The branch-cut concept I mentioned may apply here, but I see CRGreathouse's point. The mapping of the real number line, via pi/z, into the sine function creates an infinity of zeros inside any finite radius that is established. This is a much simpler way to show that the point is a non-isolated singularity.

 

[squidsoft]

It's a non-issolated singularity and no branch cuts are involved: $$\csc(a/z)$$ is single-valued. The origin is a non-issolated singularity because there is no deleted neighborhood of the origin, $$D(0,\delta)$$, however small, that contains only one singularity. I think also it's a bonifide non-issolated, essential singularity, that is, in any deleted neighborhood of the origin, the function assumes every value in C infinitely often.

 

[elect_eng]

It's a non-issolated singularity and no branch cuts are involved: $$\csc(a/z)$$ is single-valued.

This function seems to have the same issue as the log(z) function in that angles with multiples of 2pi do not give the same answer. See the following calculations from Matlab. Since log(z) is considered to have a branch cut on the negative real axis, to have single-values, should not this function also?

>> 1/sin(-pi/.0001)

ans =

2.4250e+011

>> 1/sin(pi/.0001/exp(-i*pi))

ans =

1.2965e+011 -1.2096e+011i

>> 1/sin(pi/.0001/exp(i*pi))

ans =

1.2965e+011 +1.2096e+011i

The fact that there are three different answers above shows that the function is not single valued unless a branch cut is used to define a modified function that is single valued, this then generates a discontinuity at the branch cut.

 

[krindik]

Thanks.

I got ur point. What u r saying is the given function can get any value within the neighborhood of z=0.

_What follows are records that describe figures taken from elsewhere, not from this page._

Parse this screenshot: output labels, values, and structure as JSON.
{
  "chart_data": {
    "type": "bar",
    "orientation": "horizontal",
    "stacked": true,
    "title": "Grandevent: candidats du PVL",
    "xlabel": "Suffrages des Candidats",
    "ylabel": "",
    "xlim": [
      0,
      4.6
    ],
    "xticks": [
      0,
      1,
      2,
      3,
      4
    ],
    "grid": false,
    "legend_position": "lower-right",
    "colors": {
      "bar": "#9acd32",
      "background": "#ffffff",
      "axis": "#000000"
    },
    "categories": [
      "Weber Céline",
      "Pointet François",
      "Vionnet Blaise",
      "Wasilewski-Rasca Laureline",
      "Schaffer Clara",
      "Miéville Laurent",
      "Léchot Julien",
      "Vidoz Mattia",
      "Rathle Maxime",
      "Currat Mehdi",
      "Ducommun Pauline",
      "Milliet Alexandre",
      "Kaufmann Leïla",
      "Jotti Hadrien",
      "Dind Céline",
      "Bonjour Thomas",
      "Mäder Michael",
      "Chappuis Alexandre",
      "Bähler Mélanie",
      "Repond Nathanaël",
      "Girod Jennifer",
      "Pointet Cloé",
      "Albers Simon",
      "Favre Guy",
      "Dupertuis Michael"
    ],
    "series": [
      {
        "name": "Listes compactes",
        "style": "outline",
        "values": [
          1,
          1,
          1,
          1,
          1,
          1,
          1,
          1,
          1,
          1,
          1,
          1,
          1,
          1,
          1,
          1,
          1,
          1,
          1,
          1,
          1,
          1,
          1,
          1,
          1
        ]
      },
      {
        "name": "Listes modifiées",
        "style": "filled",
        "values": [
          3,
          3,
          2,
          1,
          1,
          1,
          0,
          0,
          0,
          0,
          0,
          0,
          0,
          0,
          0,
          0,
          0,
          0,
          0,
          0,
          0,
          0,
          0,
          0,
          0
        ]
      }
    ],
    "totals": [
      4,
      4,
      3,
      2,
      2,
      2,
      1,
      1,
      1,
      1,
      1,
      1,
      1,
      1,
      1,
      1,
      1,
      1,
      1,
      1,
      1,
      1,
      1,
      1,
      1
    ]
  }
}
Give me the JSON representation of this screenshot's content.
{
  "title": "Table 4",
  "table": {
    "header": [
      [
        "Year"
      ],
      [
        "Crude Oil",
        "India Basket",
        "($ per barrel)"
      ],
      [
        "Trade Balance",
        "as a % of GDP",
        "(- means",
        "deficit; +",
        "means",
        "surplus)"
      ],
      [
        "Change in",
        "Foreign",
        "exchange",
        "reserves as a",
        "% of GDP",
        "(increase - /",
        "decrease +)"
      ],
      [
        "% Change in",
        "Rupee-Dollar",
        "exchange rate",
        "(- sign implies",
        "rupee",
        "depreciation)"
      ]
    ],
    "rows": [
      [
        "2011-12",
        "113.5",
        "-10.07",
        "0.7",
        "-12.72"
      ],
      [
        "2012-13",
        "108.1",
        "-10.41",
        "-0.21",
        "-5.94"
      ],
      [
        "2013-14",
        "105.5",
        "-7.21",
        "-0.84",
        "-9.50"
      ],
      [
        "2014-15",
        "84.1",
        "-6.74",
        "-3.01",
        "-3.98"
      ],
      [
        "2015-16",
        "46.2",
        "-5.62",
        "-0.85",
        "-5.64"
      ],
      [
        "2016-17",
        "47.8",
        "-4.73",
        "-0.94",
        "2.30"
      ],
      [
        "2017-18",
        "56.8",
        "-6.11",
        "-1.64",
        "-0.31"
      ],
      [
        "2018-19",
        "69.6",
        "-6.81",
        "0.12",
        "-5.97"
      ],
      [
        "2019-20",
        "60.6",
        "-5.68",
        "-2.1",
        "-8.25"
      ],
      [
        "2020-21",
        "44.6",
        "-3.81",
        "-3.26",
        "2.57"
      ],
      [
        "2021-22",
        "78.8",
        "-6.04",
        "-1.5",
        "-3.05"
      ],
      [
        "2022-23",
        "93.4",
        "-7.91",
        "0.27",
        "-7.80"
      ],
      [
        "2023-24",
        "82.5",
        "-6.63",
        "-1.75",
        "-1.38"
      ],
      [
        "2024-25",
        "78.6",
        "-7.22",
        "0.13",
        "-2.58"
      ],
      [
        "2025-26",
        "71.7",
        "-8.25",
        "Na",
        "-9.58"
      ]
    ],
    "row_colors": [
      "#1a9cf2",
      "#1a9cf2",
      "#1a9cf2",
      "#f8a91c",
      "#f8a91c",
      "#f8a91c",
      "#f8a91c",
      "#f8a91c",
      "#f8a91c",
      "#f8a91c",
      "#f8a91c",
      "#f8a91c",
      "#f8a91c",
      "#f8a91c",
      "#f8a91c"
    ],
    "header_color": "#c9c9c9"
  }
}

This can be easily visualized for example by $e^{\frac{1}{z}}$
Representing z in polar form we get,
$e^{\frac{1}{z}} = A e^{\imath\alpha}$

We can represent $r, \theta$ in terms of $A, \alpha$ and by keeping $A = const, \alpha=2\pi n, n=\pm{1}, \pm{2}, ...$ we can get many values for r

Note also the Picard's theorem : if an analytic function f(z) has an essential singularity at a point w then on any open set containing w, f(z) takes on all possible complex values, with at most a single exception, infinitely often.